For Voigt, this is a crucial part of the philosophy of life and reflection at FC Erzgebirge during the pandemic – just like the common cheer, trembling and fingers crossed during the games of professional footballers who are allowed to continue playing in the 2nd Bundesliga despite lockdown.

Fan for both emotional and rational reasons

The unequal treatment causes stomach ache for some. “In my opinion, that’s not solidary. Why is the Bundesliga allowed to play when restaurants and all of our popular sports and a lot of other things have to close, ”comments Heiko Peter, the head of the ski division, critically.

He is split – because, on the other hand, he knows about local economic issues, which archer Maren Unger describes without frills. “The money comes in through football,” she says. The club is not only a fan of professional footballers from an emotional point of view, the patriotism also has rational reasons.

The team is currently in sixth place in the table and is, if you will, number three in East German football behind RB Leipzig and Union Berlin. “If our footballers are doing well, then the whole club is doing well, and that’s good for the entire region,” says District Office spokesman André Beuthner, summarizing the situation.

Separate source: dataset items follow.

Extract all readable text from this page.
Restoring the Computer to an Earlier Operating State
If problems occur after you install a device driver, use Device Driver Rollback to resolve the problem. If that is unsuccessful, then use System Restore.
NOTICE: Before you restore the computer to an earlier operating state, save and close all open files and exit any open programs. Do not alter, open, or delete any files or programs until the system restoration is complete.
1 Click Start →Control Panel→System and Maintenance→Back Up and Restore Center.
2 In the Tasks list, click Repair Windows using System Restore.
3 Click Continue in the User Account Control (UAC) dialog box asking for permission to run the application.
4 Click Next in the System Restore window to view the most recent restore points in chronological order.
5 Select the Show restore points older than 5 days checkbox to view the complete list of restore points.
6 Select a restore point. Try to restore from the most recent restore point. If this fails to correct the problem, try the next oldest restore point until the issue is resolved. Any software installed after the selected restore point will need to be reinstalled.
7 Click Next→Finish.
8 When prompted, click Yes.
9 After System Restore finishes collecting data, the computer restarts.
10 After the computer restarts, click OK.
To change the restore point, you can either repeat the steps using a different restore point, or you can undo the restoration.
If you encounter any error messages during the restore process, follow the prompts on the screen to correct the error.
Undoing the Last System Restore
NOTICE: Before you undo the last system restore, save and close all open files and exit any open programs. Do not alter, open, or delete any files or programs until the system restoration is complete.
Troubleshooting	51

Germany-wide unique constellation

This is precisely why regional politicians have used around 20 million euros – without funding – to completely modernize the arena in Lößnitzgrund between 2015 and 2018 and to expand it with a fan shop and the performance center for young footballers.

Incidentally, the owner of the neat stadium is the district. “This constellation,” says the man from the district administration and himself a member of FC Erzgebirge Aue, “is certainly unique in Germany.”